There is an organisation called Improvement & Efficiency Southeast who have an offshoot for waste, called Waste Improvement Network (WIN). It has been set up as a not-for-profit section and so far 141 Councils are using its framework to procure their Waste Disposal strategies. It is completely legal and is compliant with all the necessary European Directives with regard to waste disposal. The whole idea is to… Read more »

Peter
13, April 2012 8:54 am

I thought we had enough people who “talk rubbish” on our council,already?
The money the council will make from our saved waste for recycling,will surely offset the consultants fees! Especially when they stop transporting it to the mainland! Who would have thought it,my old telly going on holiday to England!

Black Dog
13, April 2012 9:55 am

Why do we employ highly paid directors of services and then employ consultants? Surely the highly paid member of staff is being paid that salary for his/her expertise and knowledge????? The choice is clear to me either get rid of the consultants or get rid of the directors involved, you can not have both. This highlights the point I made in an earlier blog – that our… Read more »

PAUL MULLERY
Reply to  Black Dog
13, April 2012 6:05 pm

This consultant malarky is something I mentioned to bosses when I was working. If they have to hire a consultant, what are we paying them for? My argument was, if there is part of my job I don’t feel competent to do, can I hire a consultant to do it for me? I was told I was being facitious.
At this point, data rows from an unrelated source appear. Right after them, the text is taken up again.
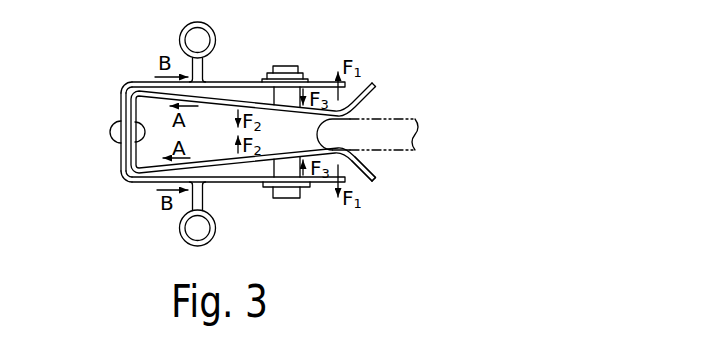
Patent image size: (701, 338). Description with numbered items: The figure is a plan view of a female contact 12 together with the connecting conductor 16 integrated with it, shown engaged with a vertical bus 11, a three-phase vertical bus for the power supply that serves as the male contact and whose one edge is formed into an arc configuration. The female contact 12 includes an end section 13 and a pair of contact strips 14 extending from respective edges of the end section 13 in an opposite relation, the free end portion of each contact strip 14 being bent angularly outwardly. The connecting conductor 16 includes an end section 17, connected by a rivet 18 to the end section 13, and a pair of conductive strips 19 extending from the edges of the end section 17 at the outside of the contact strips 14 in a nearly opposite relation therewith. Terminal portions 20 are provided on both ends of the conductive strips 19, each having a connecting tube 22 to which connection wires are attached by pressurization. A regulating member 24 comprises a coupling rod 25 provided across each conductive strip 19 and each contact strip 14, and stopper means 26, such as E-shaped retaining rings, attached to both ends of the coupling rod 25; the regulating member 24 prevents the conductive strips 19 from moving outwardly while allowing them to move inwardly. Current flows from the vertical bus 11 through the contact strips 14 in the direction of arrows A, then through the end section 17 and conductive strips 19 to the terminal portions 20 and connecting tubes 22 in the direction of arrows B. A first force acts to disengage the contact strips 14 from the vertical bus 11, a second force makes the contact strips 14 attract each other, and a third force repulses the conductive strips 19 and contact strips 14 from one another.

The vertical bus 11 is at (412, 121).
The female contact 12 is at (380, 176).
The end section 13 is at (121, 161).
The contact strips 14 is at (232, 99).
The connecting conductor 16 is at (129, 188).
The end section 17 is at (118, 101).
The rivet 18 is at (108, 133).
The conductive strips 19 is at (138, 81).
The terminal portions 20 is at (207, 79).
The connecting tube 22 is at (207, 26).
The regulating member 24 is at (268, 101).
The coupling rod 25 is at (285, 174).
The stopper means 26 is at (306, 78).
Definition of consultant: A person who uses your… Read more »

adrian nicholas
13, April 2012 10:14 am

The last landfill site ended up being the property of the private contractor. What is extremely alarming of the need for a private company and dodgy PFI to buy up another brownfield site for a new landfill. That as noted in Paper S.19 is that the likelihood will be the same contractors as the Highways PFI. So the long term cost of a new site and operation… Read more »

Rose
13, April 2012 5:53 pm

Sounds like the NHS on the Island.

Chris Wilmott
16, April 2012 3:54 pm

I think I must be losing it: it seems our glorious leaders are planning to spend half a million of our money to pay for advice on how we can all be stitched up for years on a PFI scheme. I propose they save the lot, and just DON’T DO IT!

guiness
16, April 2012 7:39 pm

perhaps lining up a place on a company board,for when they get voted out.Trying to curry favour.